The words are not exact (when is childhood memory ever exact?),

but they carried her mother's sentiment. That and the animosity her

brothers and sister had for Ibo, infected her over the years.



With access to the sea denied by the Nigerian Army and Navy over a

million Ibo would be starved to death by the end of the war. In the all

to human words of Col Adekunle, “I want to see no Red Cross, no

Caritas, no World Council of Churches, no Pope, no missionary and

no UN delegation. I want to prevent even one Ibo from having even

one piece to eat before their capitulation. We shoot at everything

that moves and when our troops march into Ibo territory, we shoot

at everything even at things that do not move....”



Into this she was born, lucky to survive her infancy. But not so lucky

with her family. She was betrothed two days after she was born.



Her father, Umukoro Oritse was a business man and tribal politician.

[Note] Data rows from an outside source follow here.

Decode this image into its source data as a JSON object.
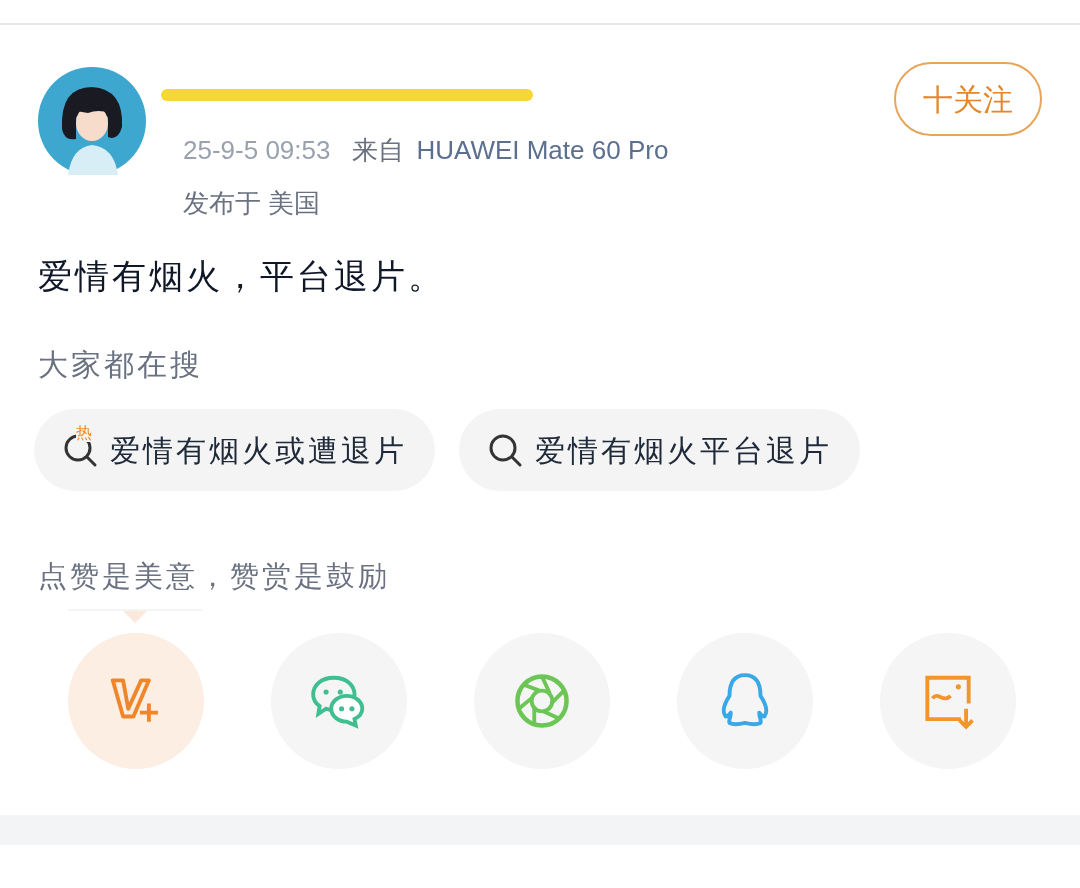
{
  "post": {
    "author_redacted": true,
    "follow_button": "十关注",
    "time": "25-9-5 09:53",
    "source_prefix": "来自",
    "source": "HUAWEI Mate 60 Pro",
    "location": "发布于 美国",
    "text": "爱情有烟火，平台退片。"
  },
  "searches": {
    "title": "大家都在搜",
    "items": [
      {
        "kind": "hot",
        "badge": "热",
        "label": "爱情有烟火或遭退片"
      },
      {
        "kind": "plain",
        "label": "爱情有烟火平台退片"
      }
    ]
  },
  "reward_hint": "点赞是美意，赞赏是鼓励",
  "share_buttons": [
    {
      "kind": "vplus",
      "selected": true
    },
    {
      "kind": "wechat",
      "selected": false
    },
    {
      "kind": "moments",
      "selected": false
    },
    {
      "kind": "qq",
      "selected": false
    },
    {
      "kind": "save-image",
      "selected": false
    }
  ]
}
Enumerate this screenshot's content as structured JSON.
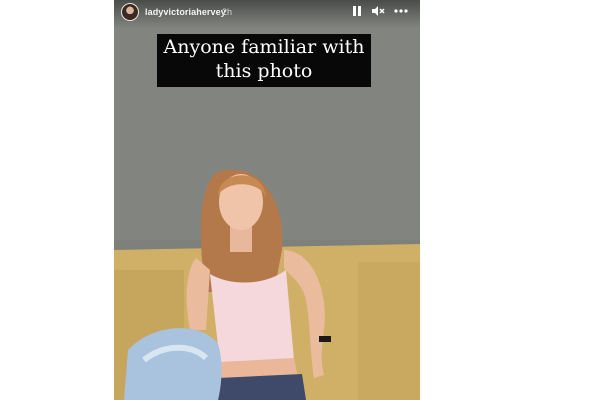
{
  "story": {
    "username": "ladyvictoriahervey",
    "time": "2h",
    "caption": "Anyone familiar with this photo",
    "controls": {
      "pause_icon": "pause-icon",
      "mute_icon": "speaker-muted-icon",
      "more_icon": "more-options-icon"
    }
  },
  "colors": {
    "wall": "#7c7e7b",
    "sofa": "#d2b36a",
    "caption_bg": "#080808"
  }
}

A wheeler-dealer in export-import who made more than he lost when

loose with the law and scruple. Like the British, the military regime

banned Ujowbi politics, but his intellectual grasp of the complex

interaction of clans and families, of who was obligated to whom and

why, which clans were fueding, and how to use had been noted prior

to the coups. He had moved quickly through the heirarchy. Making

alliances and deals. Building business on the way. Enemies came with

his looseness for the law and scruple.



He had read the signs following the coups and knew that his enemies

would attempt to undermine him. His alliances were good and strong

in Ujowbiland but he lacked contact in Lagos and thats where the real

danger now lived. To ensure his business' survived he needed a

powerful ally there, and found one. A cousin of his was obligated to

by Akinyemi Ola. It was a small obligation only capable of an

introduction when passed onto him. But that was all he needed.